A long time ago when I first set up my network, I seem to remember something about a "route.tivo add blah blah blah" command. Do I need to do another one of those?

My plan would be

1. Change nic_config_tivo to the new IP details
2. Do the route.tivo command (if needed)
3. Change my router, DHCP and port forwarding settings
4. Reboot Tivo

and I think that'd be it?

Phil G


----------



## Raisltin Majere (Mar 13, 2004)

You set the gateway address in nic_config_tivo. and reboot. I'm not aware of any other step needed.


----------



## mikerr (Jun 2, 2005)

Personally I'd check it all looks right in /etc/rc.d/rc.net before rebooting:


> bash-2.02# cat /etc/rc.d/rc.net
> 
> #
> #!/bin/sh
> ...


----------



## threadkiller (Dec 12, 2002)

early net_config had a bug whereby you had to edit / run a second command to update the gateway address as net_config didn't. this was resolved in later versions


----------



## PhilG (Jan 15, 2002)

threadkiller said:


> early net_config had a bug whereby you had to edit / run a second command to update the gateway address as net_config didn't. this was resolved in later versions


 

OK, so how do I know which version I have ??


----------



## threadkiller (Dec 12, 2002)

PhilG said:


> OK, so how do I know which version I have ??

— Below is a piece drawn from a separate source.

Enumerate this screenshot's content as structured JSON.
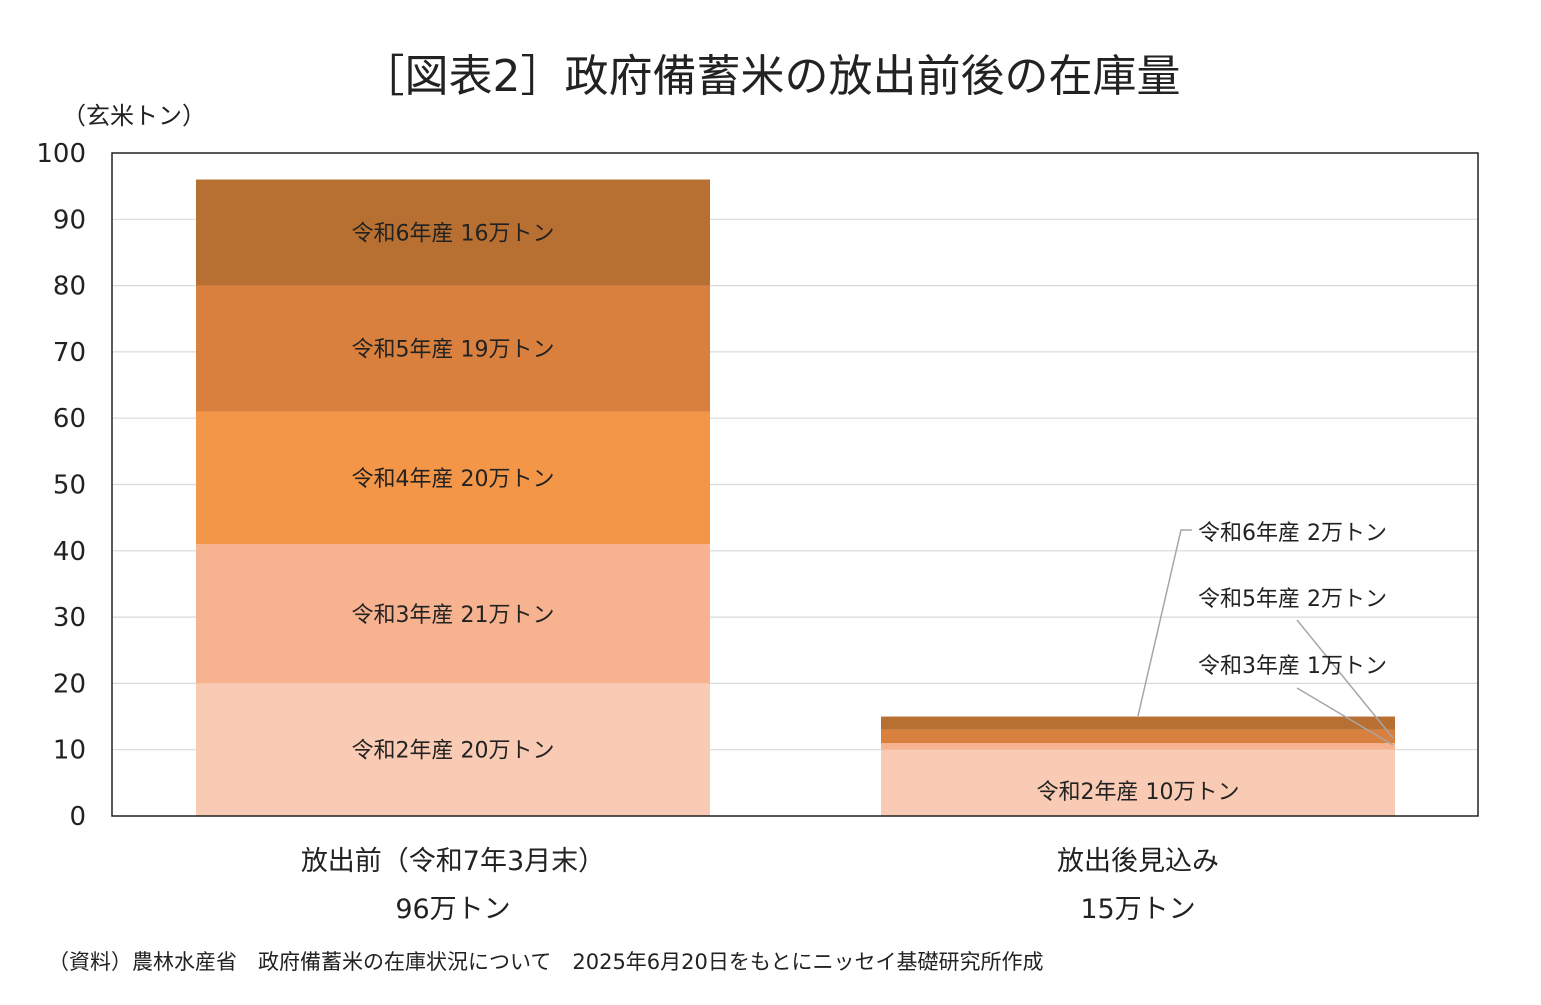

use nic_config as you would normally, then try again, see whats changed. if your gateway hasn't then you may need to edit manually


----------



## PhilG (Jan 15, 2002)

Still been putting this off (I don't like messing with things that are working in case they stop!!)

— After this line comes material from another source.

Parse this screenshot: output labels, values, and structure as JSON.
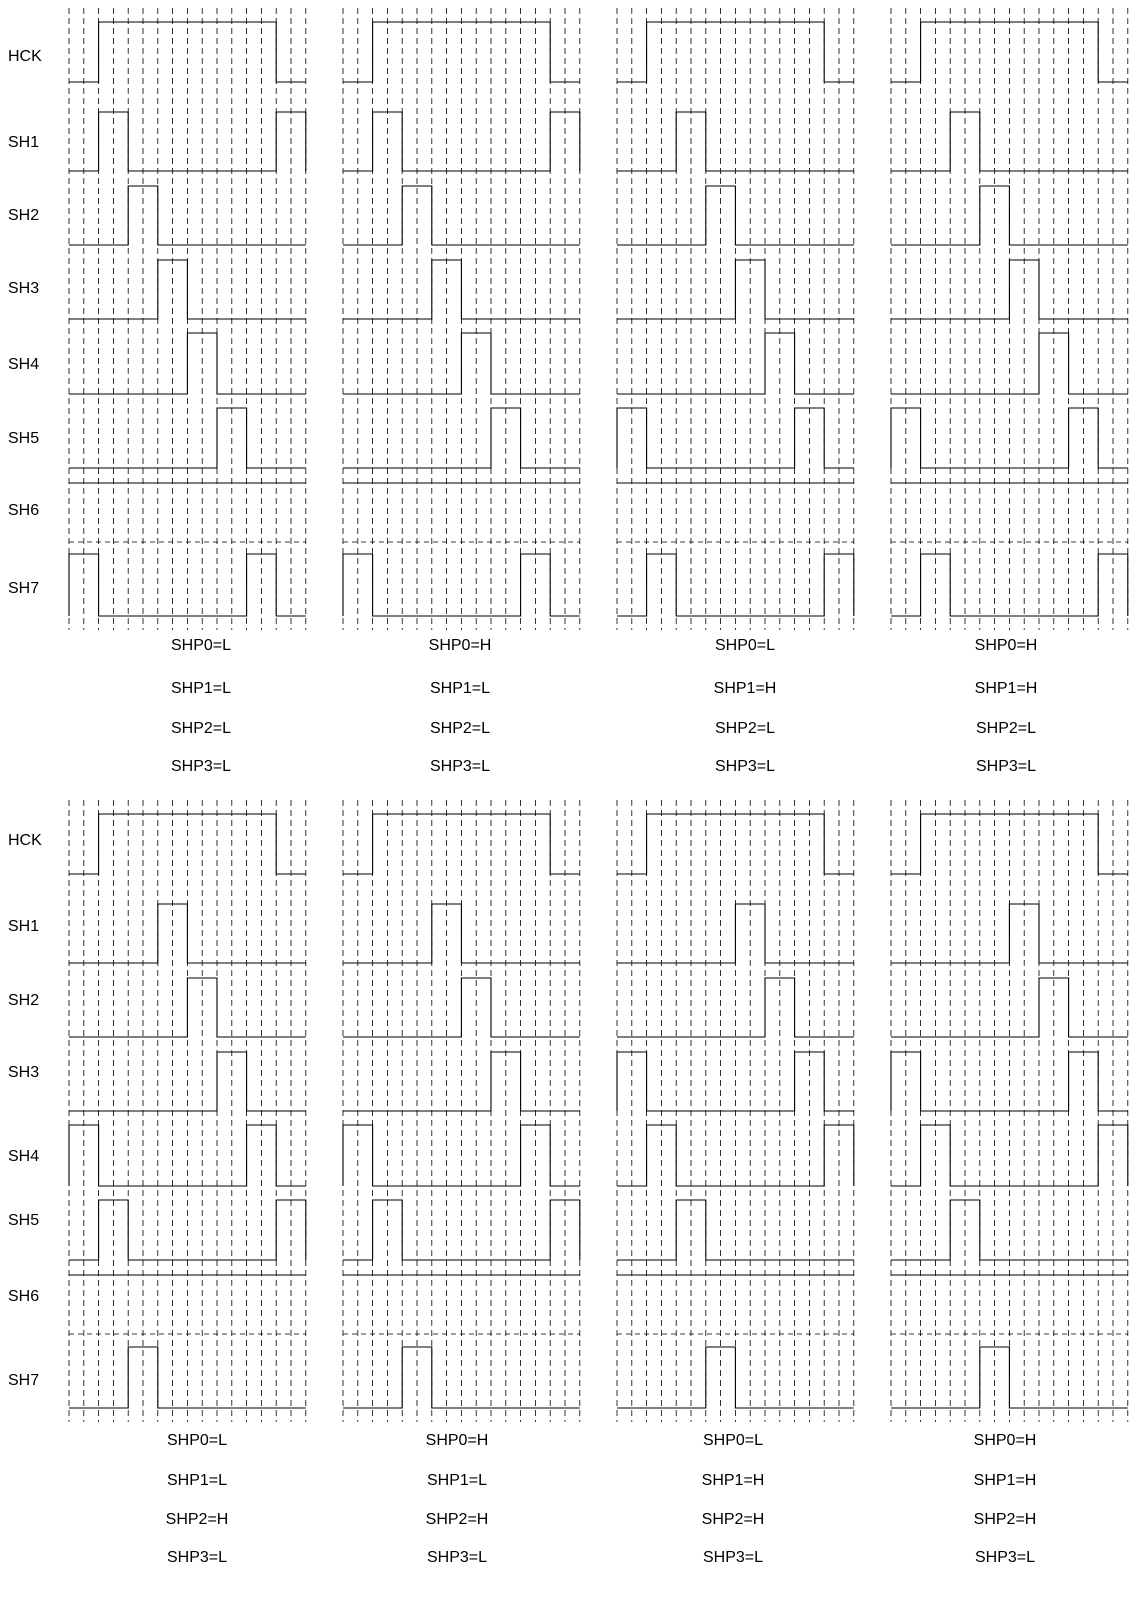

When I first added Tico to my network, I needed to do a



> route.tivo add -net 0.0.0.0 netmask 0.0.0.0 gw 192.168.0.1 dev eth1


 or something similar

That's the bit that has me worried - I have no idea what it was for apart from the fact that Tivoweb didn't work before I issued the command and did work afterwards


----------



## mikerr (Jun 2, 2005)

Yes, that's the "extra command" threadkiller referred to.

If you look at my post above, rc.net is the file that nic_config_tivo actually edits 
tivo runs rc,net on startup to setup networking,
so check its right before rebooting.


----------



## PhilG (Jan 15, 2002)

Understood

Thanks


----------